Setelah Partai NasDem, kini PDIP juga tegas menolak dana saksi dari partai politik sebesar Rp 54,5 miliar yang pencairannya melalui Bawaslu. PDIP menilai stimulus honor saksi tidak sesuai dengan semangat berdikari partai.
"PDI Perjuangan berketapan untuk menolak dana saksi yang akan dibiayai negara," kata wasekjen PDIP Hasto Kritianto kepada detikcom, Senin (27/1/2014).
"Sebagai partai yang memiliki semangat gotong royong, dan dalam upaya mewujudkan kedaulatan partai, maka untuk dana saksi, DPP Partai telah memutuskan untuk menolak dana saksi tersebut," imbuhnya.

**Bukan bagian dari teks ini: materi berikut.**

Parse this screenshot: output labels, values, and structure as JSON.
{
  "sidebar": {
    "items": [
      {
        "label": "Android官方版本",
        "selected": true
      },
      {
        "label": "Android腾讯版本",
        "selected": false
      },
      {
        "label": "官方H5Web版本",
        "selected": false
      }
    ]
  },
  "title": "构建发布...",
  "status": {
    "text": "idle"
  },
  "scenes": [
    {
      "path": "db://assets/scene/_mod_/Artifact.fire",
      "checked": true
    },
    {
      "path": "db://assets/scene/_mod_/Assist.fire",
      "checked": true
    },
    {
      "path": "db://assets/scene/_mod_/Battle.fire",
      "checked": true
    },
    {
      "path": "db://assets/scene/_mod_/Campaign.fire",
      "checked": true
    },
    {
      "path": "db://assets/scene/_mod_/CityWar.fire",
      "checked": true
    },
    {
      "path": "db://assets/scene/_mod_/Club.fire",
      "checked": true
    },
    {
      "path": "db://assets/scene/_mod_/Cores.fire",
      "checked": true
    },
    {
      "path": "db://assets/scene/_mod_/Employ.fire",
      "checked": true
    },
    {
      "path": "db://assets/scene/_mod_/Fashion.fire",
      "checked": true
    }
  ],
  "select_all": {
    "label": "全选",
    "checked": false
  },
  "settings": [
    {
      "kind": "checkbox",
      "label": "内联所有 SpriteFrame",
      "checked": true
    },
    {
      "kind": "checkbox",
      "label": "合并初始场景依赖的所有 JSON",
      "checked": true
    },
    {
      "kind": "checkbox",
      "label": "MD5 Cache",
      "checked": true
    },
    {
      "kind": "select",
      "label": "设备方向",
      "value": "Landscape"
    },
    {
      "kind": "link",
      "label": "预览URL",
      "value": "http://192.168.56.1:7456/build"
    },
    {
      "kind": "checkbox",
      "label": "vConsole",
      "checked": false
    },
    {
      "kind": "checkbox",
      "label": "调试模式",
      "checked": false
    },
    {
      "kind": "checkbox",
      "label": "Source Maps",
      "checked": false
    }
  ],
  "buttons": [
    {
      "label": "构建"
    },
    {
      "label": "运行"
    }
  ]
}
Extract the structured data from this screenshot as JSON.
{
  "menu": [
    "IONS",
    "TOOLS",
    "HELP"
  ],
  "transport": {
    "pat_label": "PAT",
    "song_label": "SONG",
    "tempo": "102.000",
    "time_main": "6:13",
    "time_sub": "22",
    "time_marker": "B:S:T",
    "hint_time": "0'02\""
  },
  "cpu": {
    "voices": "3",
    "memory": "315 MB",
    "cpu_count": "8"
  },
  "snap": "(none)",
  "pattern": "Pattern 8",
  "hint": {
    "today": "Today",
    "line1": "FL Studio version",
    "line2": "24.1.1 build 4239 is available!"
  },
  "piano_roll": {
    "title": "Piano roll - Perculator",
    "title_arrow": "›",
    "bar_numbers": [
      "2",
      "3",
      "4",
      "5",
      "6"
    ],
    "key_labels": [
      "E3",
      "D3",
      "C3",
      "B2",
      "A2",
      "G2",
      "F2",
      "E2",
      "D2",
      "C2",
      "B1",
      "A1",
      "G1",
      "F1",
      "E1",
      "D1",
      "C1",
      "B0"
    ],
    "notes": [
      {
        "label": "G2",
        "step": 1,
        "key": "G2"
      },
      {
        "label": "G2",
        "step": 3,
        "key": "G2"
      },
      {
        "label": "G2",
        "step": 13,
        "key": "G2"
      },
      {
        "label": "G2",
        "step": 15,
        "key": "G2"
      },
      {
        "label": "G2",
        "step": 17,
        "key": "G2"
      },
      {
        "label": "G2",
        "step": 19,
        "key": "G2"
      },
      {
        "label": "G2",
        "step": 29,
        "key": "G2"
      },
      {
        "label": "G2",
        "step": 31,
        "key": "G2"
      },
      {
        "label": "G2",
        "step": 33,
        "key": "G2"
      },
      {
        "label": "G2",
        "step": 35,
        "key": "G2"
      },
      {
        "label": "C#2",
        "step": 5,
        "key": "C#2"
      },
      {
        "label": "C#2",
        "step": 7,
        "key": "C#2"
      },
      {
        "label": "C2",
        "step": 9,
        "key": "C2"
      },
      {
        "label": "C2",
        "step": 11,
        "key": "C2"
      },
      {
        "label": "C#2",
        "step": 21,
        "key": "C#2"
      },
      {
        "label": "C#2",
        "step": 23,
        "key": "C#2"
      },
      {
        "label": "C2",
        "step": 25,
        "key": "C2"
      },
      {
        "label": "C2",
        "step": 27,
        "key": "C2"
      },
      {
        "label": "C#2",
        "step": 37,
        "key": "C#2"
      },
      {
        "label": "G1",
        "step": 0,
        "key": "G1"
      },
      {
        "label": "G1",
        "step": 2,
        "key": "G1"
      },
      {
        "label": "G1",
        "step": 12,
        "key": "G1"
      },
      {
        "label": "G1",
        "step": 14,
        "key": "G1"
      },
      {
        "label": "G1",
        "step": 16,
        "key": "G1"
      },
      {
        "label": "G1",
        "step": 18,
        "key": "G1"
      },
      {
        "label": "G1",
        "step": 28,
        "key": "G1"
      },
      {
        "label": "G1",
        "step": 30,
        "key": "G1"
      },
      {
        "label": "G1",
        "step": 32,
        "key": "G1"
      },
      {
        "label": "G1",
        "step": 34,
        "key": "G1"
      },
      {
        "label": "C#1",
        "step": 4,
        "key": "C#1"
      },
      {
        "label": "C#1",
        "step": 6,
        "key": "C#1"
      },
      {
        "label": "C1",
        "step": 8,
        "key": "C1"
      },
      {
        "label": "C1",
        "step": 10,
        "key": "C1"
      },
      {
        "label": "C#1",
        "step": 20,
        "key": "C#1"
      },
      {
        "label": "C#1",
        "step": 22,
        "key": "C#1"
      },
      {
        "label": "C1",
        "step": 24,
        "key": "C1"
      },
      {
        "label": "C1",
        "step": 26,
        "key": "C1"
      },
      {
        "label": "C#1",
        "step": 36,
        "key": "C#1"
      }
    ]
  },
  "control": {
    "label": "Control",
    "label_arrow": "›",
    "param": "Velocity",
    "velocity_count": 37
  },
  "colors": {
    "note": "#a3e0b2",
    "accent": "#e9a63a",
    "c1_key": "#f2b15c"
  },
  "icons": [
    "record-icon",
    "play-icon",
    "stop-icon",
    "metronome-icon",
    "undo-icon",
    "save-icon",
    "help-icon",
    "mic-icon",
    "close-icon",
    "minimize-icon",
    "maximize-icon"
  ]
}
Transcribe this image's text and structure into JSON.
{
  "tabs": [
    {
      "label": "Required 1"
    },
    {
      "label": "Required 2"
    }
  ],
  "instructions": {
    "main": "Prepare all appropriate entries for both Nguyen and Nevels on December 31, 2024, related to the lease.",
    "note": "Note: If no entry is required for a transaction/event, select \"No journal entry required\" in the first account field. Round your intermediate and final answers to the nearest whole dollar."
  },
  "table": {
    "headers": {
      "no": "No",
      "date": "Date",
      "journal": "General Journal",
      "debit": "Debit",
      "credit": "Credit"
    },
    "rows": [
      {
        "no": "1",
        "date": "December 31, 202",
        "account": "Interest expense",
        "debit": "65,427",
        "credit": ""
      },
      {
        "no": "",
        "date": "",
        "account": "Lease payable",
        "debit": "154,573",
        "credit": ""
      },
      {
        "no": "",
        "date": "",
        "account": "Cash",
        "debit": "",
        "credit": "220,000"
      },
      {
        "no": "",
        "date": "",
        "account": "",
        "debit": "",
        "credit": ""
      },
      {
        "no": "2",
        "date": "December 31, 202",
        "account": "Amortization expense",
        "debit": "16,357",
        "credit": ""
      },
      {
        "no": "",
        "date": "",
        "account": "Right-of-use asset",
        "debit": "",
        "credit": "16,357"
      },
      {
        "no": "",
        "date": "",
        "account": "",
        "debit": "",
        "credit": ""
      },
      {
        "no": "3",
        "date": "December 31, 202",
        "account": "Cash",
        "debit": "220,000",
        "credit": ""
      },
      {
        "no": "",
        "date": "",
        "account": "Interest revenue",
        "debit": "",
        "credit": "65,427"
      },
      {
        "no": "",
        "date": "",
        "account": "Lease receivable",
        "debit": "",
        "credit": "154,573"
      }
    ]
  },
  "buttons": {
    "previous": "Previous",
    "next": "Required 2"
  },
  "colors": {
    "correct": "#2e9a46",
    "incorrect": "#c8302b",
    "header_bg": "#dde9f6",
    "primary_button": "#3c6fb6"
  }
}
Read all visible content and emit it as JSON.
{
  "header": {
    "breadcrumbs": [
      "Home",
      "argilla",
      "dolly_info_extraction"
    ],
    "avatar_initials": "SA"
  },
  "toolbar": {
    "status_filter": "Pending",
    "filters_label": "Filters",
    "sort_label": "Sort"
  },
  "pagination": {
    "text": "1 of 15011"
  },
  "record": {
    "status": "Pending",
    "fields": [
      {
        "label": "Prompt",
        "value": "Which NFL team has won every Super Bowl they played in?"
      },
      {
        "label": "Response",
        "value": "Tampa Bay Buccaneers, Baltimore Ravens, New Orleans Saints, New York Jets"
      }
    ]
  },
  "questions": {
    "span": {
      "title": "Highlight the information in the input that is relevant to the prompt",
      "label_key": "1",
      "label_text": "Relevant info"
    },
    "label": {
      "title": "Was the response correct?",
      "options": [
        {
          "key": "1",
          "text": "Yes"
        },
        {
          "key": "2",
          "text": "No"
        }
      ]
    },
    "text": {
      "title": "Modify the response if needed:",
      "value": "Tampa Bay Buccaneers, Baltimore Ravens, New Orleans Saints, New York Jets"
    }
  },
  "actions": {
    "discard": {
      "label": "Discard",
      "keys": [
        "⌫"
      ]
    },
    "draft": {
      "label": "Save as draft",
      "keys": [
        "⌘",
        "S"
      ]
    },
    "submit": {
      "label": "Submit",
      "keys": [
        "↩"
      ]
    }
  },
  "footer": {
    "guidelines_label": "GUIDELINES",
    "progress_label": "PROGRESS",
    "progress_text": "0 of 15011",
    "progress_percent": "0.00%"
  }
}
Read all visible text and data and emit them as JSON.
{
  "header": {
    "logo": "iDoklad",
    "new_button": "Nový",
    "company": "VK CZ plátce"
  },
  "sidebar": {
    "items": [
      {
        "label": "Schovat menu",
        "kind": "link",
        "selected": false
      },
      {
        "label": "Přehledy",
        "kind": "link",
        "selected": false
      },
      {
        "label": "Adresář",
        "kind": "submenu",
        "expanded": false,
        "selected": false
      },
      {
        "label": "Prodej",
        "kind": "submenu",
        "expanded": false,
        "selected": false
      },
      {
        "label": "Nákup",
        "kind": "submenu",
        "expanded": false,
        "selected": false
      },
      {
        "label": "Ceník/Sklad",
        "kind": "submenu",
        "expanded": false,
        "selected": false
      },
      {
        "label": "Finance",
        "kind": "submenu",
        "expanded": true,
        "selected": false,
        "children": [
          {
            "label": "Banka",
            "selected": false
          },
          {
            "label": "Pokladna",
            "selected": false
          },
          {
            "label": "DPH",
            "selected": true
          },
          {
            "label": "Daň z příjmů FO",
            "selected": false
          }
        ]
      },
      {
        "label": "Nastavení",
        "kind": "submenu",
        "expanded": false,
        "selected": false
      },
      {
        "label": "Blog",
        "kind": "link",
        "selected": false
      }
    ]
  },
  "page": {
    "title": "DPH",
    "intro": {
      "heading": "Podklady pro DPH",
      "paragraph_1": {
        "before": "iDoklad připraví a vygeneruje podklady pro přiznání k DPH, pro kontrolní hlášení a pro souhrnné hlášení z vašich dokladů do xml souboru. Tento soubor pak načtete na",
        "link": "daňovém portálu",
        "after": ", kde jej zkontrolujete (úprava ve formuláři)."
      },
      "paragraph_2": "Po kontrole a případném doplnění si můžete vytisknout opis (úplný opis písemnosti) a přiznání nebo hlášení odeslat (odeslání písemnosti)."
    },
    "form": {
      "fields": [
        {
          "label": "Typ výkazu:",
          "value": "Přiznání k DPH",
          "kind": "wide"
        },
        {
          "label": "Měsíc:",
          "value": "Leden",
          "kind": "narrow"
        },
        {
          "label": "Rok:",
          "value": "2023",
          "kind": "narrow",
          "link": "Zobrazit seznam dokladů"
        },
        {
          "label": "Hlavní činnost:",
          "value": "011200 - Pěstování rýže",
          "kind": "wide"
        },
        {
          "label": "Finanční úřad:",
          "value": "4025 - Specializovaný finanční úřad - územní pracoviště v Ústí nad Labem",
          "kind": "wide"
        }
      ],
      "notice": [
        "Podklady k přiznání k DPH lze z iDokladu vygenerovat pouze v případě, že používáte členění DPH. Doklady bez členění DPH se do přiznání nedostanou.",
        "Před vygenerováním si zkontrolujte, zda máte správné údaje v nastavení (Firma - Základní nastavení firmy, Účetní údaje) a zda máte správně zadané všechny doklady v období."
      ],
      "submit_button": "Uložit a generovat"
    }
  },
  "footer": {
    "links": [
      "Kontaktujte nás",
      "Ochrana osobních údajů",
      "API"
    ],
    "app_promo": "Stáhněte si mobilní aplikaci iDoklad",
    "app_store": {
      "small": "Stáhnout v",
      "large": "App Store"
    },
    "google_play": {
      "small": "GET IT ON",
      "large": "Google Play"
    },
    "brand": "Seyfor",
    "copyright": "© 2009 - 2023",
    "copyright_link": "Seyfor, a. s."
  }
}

SCROLL TO CONTINUE WITH CONTENT
"Saksi PDI Perjuangan dipersiapkan tidak hanya untuk mengawal seluruh tahapan pemungutan suara dan pengamanan perolehan suara. Saksi sebagai ujung tombak partai juga diperlukan untuk mengantisipasi berbagai bentuk kecurangan," papar Hasto.
Hasto mengatakan, pemerintah jangan sederhanakan saksi hanya dari aspek dana saksi, tugas saksi akan lebih ringan selama pemilu berjalan jujur dan adil.
"Jadi sebaiknya pemerintah membantu KPU saja agar persoalan dapat segera selesai, dan tidak ada aparat pemerintah yang berpihak pada partai-partai tertentu," tegasnya.
Total anggaran yang disediakan pemerintah adalah Rp 1,5 triliun dengan alokasi Rp 800 miliar untuk Mitra Pengawas Pemilu Lapangan (PPL) Bawaslu, dan Rp 700 miliar saksi dari parpol.
Angka Rp 700 miliar didapat dari satu orang saksi parpol dibayar Rp 100 ribu, dikalikan jumlah TPS 545.778 dikalikan 12 parpol. Maka total anggaran yang harus dicairkan pemerintah sebesar Rp 654.933.600.000. (Rp 654 miliar). Atau digenapkan menjadi Rp 700 miliar.
Namun dalam realisasinya Rp 654 miliar dibagi ke 12 parpol dengan 545.778 TPS dapat Rp 54,5 miliar per partai yang pencairannya langsung ke saksi di TPS oleh Bawaslu.